レーサーの事故・危険性

レーサーは、最も危険な職業の一つ

「危険性の高い職業とは?」と問われると、カーレーサーは、多くの人が思い浮かべる職業の一つでしょう。

現実に、生命保険によっては、カーレーサーは危険すぎるとして加入できなかったり、保険金額に制限が設けられていたりします。

しかし、10年以上昔に比べると、カーレーサーの危険度はずいぶん低くなっています。

規定によって、車両の安全性が高まっていますし、多くのコースも事故の起きにくい設定になってきています。

最高峰のレースであるF1を見ても、1994年のアイルトン・セナの事故死以後、2015年6月現在までF1ドライバーがレース中の事故で死亡した例はありません。

危険な職業というイメージが強いので、いろんな面で、細心の注意が払われています。

世界で一年に数件は死亡事故が起きている

しかし、だからといって、レーサーが安全な職業かといえば、やはりそうではありません。

時速200キロ、300キロの世界ですから、レースはもちろん、練習でも事故が起きていますし、事故が起きれば、死亡したり、重傷を負う確率が高いです。

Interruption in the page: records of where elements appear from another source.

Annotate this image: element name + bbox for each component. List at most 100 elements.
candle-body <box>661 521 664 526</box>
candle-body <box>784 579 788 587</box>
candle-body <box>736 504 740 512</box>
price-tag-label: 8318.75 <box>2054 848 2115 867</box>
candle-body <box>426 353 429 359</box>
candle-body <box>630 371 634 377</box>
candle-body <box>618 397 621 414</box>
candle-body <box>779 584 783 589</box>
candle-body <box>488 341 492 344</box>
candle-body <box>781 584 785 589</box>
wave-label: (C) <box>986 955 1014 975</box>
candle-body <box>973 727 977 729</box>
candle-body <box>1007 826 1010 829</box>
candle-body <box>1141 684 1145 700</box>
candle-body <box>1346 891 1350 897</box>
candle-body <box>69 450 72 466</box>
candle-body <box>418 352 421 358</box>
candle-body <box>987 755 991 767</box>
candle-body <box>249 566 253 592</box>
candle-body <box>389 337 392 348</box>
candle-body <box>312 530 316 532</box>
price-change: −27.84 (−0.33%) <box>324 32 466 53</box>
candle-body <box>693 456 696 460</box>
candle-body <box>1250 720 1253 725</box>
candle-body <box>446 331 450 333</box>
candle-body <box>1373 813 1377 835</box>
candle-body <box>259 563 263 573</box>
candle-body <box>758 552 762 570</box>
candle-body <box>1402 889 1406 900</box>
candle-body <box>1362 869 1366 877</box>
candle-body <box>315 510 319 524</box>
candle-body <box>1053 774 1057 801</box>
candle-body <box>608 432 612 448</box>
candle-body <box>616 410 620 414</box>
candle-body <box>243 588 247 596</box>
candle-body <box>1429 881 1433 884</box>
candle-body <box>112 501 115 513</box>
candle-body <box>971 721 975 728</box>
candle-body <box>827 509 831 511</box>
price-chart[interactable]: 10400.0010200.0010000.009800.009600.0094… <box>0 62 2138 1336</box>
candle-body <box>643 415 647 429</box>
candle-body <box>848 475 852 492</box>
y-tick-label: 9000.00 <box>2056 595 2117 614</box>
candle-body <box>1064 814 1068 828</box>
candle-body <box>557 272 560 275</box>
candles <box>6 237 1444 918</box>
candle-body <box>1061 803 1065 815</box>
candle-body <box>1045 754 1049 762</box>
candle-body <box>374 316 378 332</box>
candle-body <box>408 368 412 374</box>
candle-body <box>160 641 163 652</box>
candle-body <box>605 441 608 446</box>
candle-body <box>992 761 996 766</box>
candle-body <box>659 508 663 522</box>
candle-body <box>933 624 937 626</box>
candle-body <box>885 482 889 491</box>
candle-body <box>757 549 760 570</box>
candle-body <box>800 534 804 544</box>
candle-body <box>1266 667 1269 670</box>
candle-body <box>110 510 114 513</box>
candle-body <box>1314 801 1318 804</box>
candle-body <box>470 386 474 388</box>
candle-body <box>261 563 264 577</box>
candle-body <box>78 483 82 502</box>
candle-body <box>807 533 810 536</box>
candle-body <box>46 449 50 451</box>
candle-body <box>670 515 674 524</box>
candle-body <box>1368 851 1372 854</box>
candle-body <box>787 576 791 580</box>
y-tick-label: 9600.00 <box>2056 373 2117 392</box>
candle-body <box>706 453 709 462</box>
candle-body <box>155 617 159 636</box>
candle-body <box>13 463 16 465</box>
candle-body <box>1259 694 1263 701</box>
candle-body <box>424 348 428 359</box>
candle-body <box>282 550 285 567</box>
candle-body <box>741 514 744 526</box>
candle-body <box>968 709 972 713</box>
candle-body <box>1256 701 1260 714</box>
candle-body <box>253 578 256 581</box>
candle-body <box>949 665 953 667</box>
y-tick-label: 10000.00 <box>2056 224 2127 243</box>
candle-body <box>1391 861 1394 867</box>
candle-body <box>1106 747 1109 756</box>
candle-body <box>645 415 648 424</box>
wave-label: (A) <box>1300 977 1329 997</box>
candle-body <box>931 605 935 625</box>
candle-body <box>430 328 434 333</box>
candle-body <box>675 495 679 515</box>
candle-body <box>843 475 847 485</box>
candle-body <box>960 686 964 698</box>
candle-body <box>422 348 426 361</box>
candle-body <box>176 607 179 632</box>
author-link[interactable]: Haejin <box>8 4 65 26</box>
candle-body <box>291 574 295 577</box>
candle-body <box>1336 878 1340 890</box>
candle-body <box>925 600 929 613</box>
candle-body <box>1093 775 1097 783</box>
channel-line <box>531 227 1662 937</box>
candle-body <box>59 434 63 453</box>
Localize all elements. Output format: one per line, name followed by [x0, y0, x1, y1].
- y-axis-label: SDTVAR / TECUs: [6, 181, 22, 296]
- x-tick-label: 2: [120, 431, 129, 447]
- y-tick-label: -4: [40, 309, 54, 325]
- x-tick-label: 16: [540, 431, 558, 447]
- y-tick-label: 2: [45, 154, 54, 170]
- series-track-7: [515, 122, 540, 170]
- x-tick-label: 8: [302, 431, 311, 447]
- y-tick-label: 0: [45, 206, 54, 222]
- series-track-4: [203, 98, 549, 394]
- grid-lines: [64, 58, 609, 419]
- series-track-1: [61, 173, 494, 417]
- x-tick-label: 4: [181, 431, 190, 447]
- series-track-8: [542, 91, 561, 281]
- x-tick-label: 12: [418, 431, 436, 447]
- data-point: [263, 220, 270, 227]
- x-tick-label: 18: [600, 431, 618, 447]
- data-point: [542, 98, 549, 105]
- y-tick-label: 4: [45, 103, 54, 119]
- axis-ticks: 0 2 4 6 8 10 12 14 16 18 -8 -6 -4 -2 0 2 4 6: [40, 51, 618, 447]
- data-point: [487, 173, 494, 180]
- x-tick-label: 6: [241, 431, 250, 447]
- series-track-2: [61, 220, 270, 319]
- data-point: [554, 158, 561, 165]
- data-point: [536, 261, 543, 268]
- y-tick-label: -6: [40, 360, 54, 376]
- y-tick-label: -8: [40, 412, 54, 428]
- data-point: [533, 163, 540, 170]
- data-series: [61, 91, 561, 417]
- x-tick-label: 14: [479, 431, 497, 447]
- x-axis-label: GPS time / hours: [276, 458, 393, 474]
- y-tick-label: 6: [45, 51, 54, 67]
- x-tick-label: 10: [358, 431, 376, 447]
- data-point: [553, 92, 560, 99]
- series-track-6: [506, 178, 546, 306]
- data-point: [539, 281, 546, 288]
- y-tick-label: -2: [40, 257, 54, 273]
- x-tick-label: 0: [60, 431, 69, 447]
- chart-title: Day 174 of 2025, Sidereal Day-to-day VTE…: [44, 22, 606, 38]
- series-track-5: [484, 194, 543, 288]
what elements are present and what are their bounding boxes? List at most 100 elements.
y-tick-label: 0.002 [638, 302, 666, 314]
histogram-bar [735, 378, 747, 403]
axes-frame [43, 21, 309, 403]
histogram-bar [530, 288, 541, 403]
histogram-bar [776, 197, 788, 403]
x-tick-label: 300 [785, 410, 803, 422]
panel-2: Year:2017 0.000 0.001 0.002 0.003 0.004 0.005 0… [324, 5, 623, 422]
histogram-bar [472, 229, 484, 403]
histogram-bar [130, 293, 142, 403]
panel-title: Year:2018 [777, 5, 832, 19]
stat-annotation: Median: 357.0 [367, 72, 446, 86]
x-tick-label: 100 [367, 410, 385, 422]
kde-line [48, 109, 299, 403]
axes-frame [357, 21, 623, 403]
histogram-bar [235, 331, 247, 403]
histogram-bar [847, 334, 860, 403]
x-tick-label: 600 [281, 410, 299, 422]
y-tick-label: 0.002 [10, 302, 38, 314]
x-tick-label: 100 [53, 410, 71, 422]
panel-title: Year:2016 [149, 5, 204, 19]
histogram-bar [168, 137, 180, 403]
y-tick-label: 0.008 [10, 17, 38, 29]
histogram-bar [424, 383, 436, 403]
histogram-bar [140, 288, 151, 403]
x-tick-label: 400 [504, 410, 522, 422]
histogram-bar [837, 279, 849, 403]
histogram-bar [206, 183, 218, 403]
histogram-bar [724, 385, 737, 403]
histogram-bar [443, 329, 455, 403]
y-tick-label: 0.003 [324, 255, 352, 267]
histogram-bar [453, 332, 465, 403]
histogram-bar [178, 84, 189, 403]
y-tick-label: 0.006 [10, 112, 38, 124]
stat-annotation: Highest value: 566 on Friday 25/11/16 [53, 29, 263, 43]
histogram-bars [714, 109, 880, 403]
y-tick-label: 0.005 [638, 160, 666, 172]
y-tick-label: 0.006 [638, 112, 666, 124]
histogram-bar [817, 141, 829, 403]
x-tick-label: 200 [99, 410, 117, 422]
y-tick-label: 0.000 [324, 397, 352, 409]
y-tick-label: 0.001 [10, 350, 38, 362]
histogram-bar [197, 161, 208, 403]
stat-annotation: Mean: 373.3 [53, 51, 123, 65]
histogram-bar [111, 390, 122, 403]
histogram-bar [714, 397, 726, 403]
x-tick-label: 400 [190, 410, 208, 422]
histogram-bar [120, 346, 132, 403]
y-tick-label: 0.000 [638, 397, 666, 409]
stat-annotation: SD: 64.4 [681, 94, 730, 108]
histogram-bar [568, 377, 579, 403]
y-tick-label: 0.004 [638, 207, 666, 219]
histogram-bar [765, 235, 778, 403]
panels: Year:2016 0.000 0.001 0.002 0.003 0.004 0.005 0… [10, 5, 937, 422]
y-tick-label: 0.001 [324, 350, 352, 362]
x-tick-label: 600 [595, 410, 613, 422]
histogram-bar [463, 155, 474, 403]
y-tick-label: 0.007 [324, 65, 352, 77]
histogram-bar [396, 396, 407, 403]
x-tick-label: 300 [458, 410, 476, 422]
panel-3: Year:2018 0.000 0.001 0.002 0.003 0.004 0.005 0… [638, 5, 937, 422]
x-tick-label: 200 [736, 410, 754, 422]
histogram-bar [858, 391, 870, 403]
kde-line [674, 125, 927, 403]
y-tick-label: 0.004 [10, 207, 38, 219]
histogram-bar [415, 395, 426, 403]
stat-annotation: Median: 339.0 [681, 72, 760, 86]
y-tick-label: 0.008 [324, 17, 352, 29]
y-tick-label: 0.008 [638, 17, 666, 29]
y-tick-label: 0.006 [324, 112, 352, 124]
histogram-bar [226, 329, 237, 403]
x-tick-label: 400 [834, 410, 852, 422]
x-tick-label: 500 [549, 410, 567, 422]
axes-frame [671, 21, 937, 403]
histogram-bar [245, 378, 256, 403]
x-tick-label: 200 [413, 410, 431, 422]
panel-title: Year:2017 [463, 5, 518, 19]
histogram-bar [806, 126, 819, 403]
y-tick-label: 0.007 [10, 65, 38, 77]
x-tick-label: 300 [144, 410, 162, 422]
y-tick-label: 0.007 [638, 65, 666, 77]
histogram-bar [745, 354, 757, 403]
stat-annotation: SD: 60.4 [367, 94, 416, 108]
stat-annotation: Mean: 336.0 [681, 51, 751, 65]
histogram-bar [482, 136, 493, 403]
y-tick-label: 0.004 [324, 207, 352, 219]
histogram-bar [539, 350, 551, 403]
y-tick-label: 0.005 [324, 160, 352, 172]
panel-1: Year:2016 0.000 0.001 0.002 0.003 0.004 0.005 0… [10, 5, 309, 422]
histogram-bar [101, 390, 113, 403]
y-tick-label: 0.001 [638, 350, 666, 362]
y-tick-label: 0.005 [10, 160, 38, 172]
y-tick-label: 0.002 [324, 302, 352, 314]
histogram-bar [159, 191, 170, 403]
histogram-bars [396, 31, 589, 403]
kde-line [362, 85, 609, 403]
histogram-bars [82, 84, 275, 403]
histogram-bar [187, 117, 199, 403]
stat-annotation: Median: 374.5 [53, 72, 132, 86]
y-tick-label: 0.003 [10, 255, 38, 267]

たとえば、2012年10月、鈴鹿サーキットで行われたスーパー耐久シリーズ第5戦に参戦していたOSAMUは、他車がまいたオイルでコントロールを失い、防護タイヤに激突。脳挫傷で亡くなりました。

女性のオートレーサーだった坂井宏朱は、2012年1月、船橋オートレース場でのレース終了後、走行練習に参加したとき、第一コーナーでバランスを崩しました。

バイクから放り投げられて滑走、コーナー脇にあった観客防護用のフェンスに激突すると、不運にも、自らのバイクも滑走してきて激突しました。頭蓋骨骨折や全身打撲で、ほぼ即死状態でした。

このほか、他車の事故に巻き込まれたり、思いもよらぬアクシデントに遭遇したり、予期せぬ事故も起きています。

まさに、事故が起きる要因はさまざまですが、レーサーである以上、普段から事故防止のための対策を高めておくことが大切です。

ドライビングスキルの向上を図るのはもちろん、肉体のメンテナンスにメンタルを安定させるトレーニングを継続し、自分が事故原因になることは絶対に避けなければなりません。